Bienvenue en Macronésie !
Après une pause politique d’une année, 2020 ne manquera pas de piquant, avec les élections municipales en mars et, sur un autre plan, la venue du président de la République Emmanuel Macron, en avril.
La bataille des tāvana est engagée, elle s’annonce âpre, tant le gain des communes est un marchepied incontournable pour atteindre la Présidence. Ces élections se résumeront, comme toutes les précédentes, à une confrontation bipolaire. Certains partis et candidats ont déjà tenté l’aventure en proposant une troisième voie, mais elle n’a jamais trouvé ses électeurs. Gaston Flosse et ses Orange l’ont bien compris et savent qu’en face du Tapura et du Tavini, les chances de prendre et même de conserver les mairies sont vouées à l’échec. Le Vieux Lion a dû se résoudre à proposer une alliance au Tavini, qui ne l’accepte qu’au cas par cas, malgré les annonces d’un Gaston Flosse transformé, ces dernières semaines, en VRP. Voilà qui ressemble fortement à un dernier baroud d’honneur.
Fort de sa croissance économique et politique – les deux allant souvent de pair – le Tapura d’Édouard Fritch paraît inébranlable et peut se concentrer sur la venue présidentielle. Cette dernière, dans le contexte de crise actuelle, ne devrait pas ressembler à celle de François Mitterrand (en 1990), qu’a récemment décriée René Dosière, président de l’Observatoire de l’éthique publique : "Il avait fait un voyage en Polynésie avec 420 personnes,
deux Concorde et un autre avion... On avait refait la piste de Tahiti pour que le Concorde puisse atterrir."
"Bienvenue en Macronésie" pourrait être le message d'accueil adressé au président de la République, tant le gouvernement Fritch lui fait allégeance, au détriment de ses propres parlementaires.
À chaque visite présidentielle, son lot d’annonces et de demandes plus ou moins convenues. Le président Macron devrait revenir sur ses propos d’octobre dernier, tenus à la Réunion : "Les territoires d’Outre-mer français peuvent devenir de véritables hubs numériques.
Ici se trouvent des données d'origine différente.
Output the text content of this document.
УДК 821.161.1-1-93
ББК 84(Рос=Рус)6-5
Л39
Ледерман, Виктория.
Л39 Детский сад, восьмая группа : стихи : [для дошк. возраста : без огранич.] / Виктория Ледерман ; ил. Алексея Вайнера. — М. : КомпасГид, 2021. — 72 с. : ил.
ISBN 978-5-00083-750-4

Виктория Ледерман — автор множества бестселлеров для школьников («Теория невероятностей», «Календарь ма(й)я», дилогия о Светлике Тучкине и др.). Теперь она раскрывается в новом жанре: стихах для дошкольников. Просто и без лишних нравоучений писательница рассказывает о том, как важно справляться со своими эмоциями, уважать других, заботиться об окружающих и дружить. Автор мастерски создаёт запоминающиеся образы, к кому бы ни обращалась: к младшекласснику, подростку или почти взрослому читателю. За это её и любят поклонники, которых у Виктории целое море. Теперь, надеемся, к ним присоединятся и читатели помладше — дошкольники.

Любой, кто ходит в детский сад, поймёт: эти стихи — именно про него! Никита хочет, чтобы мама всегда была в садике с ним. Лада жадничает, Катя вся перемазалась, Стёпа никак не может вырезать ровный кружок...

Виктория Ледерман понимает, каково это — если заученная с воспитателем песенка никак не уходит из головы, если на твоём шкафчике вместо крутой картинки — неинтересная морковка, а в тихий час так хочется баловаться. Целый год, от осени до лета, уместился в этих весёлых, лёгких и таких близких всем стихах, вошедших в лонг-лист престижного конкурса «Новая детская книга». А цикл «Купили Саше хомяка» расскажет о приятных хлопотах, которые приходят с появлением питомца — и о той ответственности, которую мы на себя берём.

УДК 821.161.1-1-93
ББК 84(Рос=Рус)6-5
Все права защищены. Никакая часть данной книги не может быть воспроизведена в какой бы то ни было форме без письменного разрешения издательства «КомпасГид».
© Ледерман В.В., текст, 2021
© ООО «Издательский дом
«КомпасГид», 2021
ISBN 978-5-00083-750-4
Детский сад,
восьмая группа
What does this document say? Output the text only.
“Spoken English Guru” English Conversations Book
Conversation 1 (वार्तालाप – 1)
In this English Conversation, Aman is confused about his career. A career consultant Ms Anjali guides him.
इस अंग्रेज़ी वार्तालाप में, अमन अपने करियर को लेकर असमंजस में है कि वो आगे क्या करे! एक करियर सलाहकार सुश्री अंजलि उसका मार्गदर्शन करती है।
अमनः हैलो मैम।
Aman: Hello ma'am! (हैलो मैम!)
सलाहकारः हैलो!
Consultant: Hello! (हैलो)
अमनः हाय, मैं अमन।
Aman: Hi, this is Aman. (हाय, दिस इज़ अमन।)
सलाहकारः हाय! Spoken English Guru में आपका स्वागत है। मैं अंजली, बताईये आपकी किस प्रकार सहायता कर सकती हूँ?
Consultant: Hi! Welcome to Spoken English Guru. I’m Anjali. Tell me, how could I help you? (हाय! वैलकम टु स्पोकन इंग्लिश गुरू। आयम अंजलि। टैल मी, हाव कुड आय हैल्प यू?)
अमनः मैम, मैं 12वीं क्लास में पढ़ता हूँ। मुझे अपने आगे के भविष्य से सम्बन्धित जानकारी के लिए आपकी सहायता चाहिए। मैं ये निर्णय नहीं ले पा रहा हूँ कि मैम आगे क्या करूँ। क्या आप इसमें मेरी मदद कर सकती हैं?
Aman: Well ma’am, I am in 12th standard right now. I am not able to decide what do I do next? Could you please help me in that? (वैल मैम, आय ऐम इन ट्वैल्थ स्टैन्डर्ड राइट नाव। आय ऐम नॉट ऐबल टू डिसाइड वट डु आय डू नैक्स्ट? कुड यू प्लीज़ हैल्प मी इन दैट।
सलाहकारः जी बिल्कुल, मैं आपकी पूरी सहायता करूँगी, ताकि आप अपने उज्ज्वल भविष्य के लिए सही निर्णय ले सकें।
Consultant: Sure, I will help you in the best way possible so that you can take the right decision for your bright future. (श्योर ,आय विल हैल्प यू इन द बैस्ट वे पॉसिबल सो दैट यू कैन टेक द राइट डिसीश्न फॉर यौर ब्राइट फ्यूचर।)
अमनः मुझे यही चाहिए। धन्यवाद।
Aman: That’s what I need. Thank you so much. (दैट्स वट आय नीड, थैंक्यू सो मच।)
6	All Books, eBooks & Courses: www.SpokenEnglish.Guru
Hub numérique, c’est le souhait de la Polynésie française, que nous soutenons et encourageons." Il sera question de développement économique, de soutien de l’État, du "Centre de mémoire" sur le nucléaire et peut-être même d’une proposition d’inscription à l’ONU pour le ’ori tahiti… La nomination à confirmer du site de Teahupoo pour les compétitions de surf de Paris 2024 ne manquera pas d’être évoquée, alors même qu’elle a été accueillie avec une tiède acrimonie par des internautes métropolitains.
Le président Macron aime répéter à l’envi son "J’entends", les Polynésiens espèrent être entendus et, surtout, compris. Quand certains attendent des excuses pour les expérimentations nucléaires, de meilleures indemnisations, d’autres souhaitent des réponses à des questions tout aussi sensibles, dont nous dressons une liste non exhaustive, soufflées par l’historien Jean-Marc Regnault :
- Diriez-vous, M. le Président, que la France a une part d’Océanie en elle, comme vous aviez dit que la France a une part d’Afrique en elle ? (À cause du mythe des îles heureuses, à cause des guerres mondiales, à cause des essais qui ont permis à la France de devenir une puissance mondiale...)
- Quel est votre degré de reconnaissance du fait nucléaire ? Et, bien sûr, quel devrait être le degré de reconnaissance de la Nation ?
- Vous avez considéré que la colonisation était une faute. Pensez-vous que la France a suffisamment décolonisé la Polynésie ?
- Le président Fritch a dit, récemment, qu’il n’aimerait pas avoir à choisir bientôt entre l’Indo-Pacifique et les Routes de la soie. Ne croyez-vous pas que la géostratégie que vous proposez risque de remettre en cause l’autonomie qui, depuis quelques années, accordait de plus en plus de compétences en matière de relations extérieures ?
- À votre sens, la Polynésie française est-elle suffisamment intégrée dans son environnement océanien ? L’État ne devrait-il pas demander à ses collectivités d’Océanie d’accorder beaucoup plus d’importance à l’enseignement de l’histoire et de la géographie locales et régionales ? Et de récompenser cet enseignement par des diplômes qui intégreraient ces notions ? En la matière, actuellement, l’Inspection générale fait preuve d’un jacobinisme rétrograde...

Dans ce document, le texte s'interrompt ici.